Der Karlsruher Journalist und Autor Christoph Ruf geht gerne zu den Stuttgarter Kickers, um sich dort Regionalliga-Fußball anzusehen. Schon im ersten Kapitel seines gerade erschienenen Buches "Genug geredet! Die Irrwege der Bundesliga und die Inkonsequenz der Fans" lässt er wissen, dass seine einst innige Liebe zum Bundesliga-Fußball nachhaltig erschüttert ist: "Meister werden immer die Bayern. Derweil steigen die Gehälter immer weiter, nicht nur die der wenigen Superstars. Man kann davon ausgehen, dass jeder Durchschnittskicker, jede Nummer 15 im Kader, weit über eine Million Euro verdient, bei manchen Vereinen auch das Fünf- oder Zehnfache. Das ist nicht meine Liga. (…) Mich nervt das stundenlange Gequatsche über wechselwillige Stars (…) – all das ödet mich fast so an wie der unsägliche Videobeweis."

Auf 224 Seiten stellt Ruf kenntnisreich und pointiert dar, wie der Fußball in den drei ersten offiziellen Profi-Ligen vollends jede Verhältnismäßigkeit und jegliches Maß in der Hatz um neue Märkte und Moneten verloren hat. Der seit Jahrzehnten für überregionale Medien wie etwa die "Süddeutsche Zeitung" oder "Spiegel Online" arbeitende Journalist zeichnet die Entwicklungen im Hochglanz-Fußballzirkus analytisch scharf nach: "Die Machtzentren des Fußballs liegen andernorts als noch vor 20 Jahren. Europa und Südamerika als über Jahrzehnte unangefochtene Platzhirsche (…) haben mächtige Konkurrenten bekommen. Die USA, vor allem aber der arabische Raum sind die Boomregionen der Gegenwart. Und die der Zukunft. Das ist der Grund, warum die WM 2034 nach Saudi-Arabien vergeben wird. Das ist der Grund, warum die DFL geradezu panisch ihre Auslandsvermarktung ankurbeln will. Und das ist der Grund, warum immer mehr Menschen an der Basis der Klubs den Eindruck haben, dass es um sie nicht mehr geht. Ein Eindruck, der vollkommen zutreffend ist."

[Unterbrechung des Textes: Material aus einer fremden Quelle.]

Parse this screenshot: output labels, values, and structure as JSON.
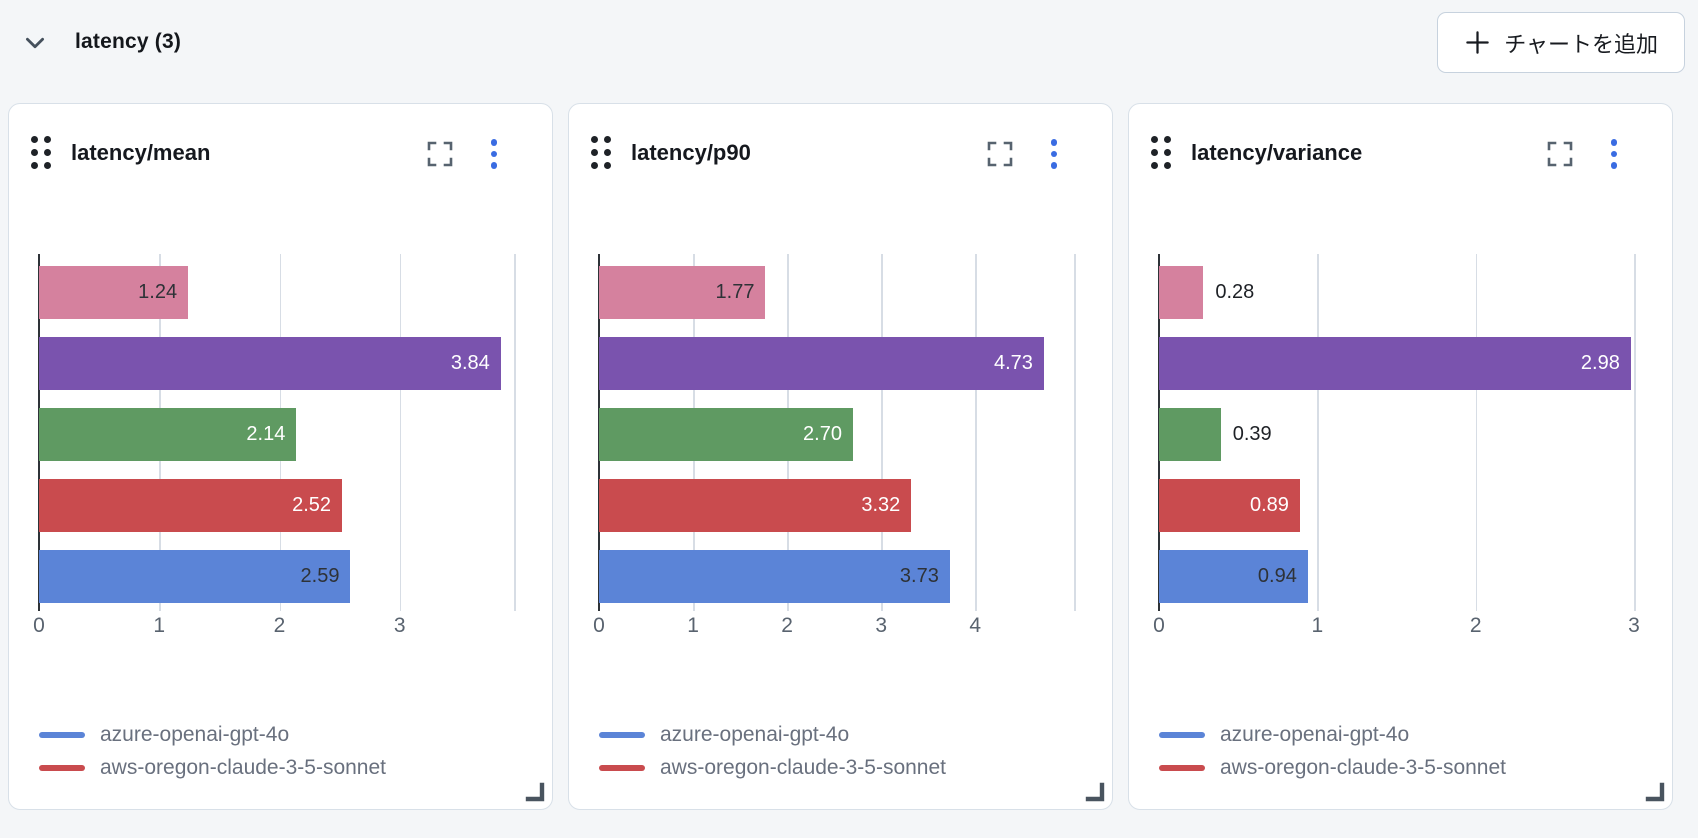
{
  "header": {
    "title": "latency (3)",
    "add_chart_button": "チャートを追加"
  },
  "colors": {
    "page_background": "#f4f6f8",
    "panel_background": "#ffffff",
    "accent_menu_blue": "#3a6ce2",
    "axis_line": "#2e3338",
    "gridline": "#d7dde5",
    "tick_text": "#59636f",
    "legend_text": "#69707e"
  },
  "bar_row_colors": [
    "#d5819e",
    "#7a53ae",
    "#5f9a62",
    "#c94b4e",
    "#5b84d7"
  ],
  "bar_label_inside_colors": [
    "#2e3237",
    "#ffffff",
    "#ffffff",
    "#ffffff",
    "#2e3237"
  ],
  "bar_label_outside_color": "#1e2126",
  "legend": [
    {
      "label": "azure-openai-gpt-4o",
      "color": "#5b84d7"
    },
    {
      "label": "aws-oregon-claude-3-5-sonnet",
      "color": "#c94b4e"
    }
  ],
  "chart_data": [
    {
      "type": "bar",
      "orientation": "horizontal",
      "title": "latency/mean",
      "values": [
        1.24,
        3.84,
        2.14,
        2.52,
        2.59
      ],
      "value_labels": [
        "1.24",
        "3.84",
        "2.14",
        "2.52",
        "2.59"
      ],
      "xticks": [
        0,
        1,
        2,
        3
      ],
      "xlim": [
        0,
        3.95
      ],
      "grid": true,
      "legend_position": "bottom-left"
    },
    {
      "type": "bar",
      "orientation": "horizontal",
      "title": "latency/p90",
      "values": [
        1.77,
        4.73,
        2.7,
        3.32,
        3.73
      ],
      "value_labels": [
        "1.77",
        "4.73",
        "2.70",
        "3.32",
        "3.73"
      ],
      "xticks": [
        0,
        1,
        2,
        3,
        4
      ],
      "xlim": [
        0,
        5.05
      ],
      "grid": true,
      "legend_position": "bottom-left"
    },
    {
      "type": "bar",
      "orientation": "horizontal",
      "title": "latency/variance",
      "values": [
        0.28,
        2.98,
        0.39,
        0.89,
        0.94
      ],
      "value_labels": [
        "0.28",
        "2.98",
        "0.39",
        "0.89",
        "0.94"
      ],
      "xticks": [
        0,
        1,
        2,
        3
      ],
      "xlim": [
        0,
        3.0
      ],
      "grid": true,
      "legend_position": "bottom-left"
    }
  ]
}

Er kommt zum Schluss, dass sich das System – spätestens seit der Corona-Pandemie – vollends pervertiert hat. Interessant dabei: Die Stadionbesucher samt der Ultra-Szenen sind auch nach der Pandemie und ihrem rüden Ausschluss aus den Arenen dennoch alle wieder da. Die Branche boomt auch weiter in Sachen Stadienauslastung. Ruf nimmt als einer der größten Kenner bundesdeutscher Fan-Milieus auch die Anhänger in der Kurve nicht von Kritik aus und beschreibt ihren Widerstand gegen die "Hollywoodisierung des Fußballs" als oft zu harmlos und inkonsequent: "Am Scheideweg steht (…) auch die kritische Fanszene, die den Verbänden oft auf den Leim geht und längst Teil einer Inszenierung ist, die sie eigentlich ablehnt." Der Autor nennt hier gerne initiierte Gesprächsrunden von Verbands- und Vereinsverantwortlichen mit Fanvertretern, die oftmals ergebnislos enden, aber viel Frust und Ärger aus dem dampfenden Kessel nähmen. Zudem ließen sich auch manche kritische Fanvertreter – entsprechend hofiert – allzu leicht durch die Nähe zu den wichtigen Protagonisten des Fußball-Business schlicht etwas korrumpieren.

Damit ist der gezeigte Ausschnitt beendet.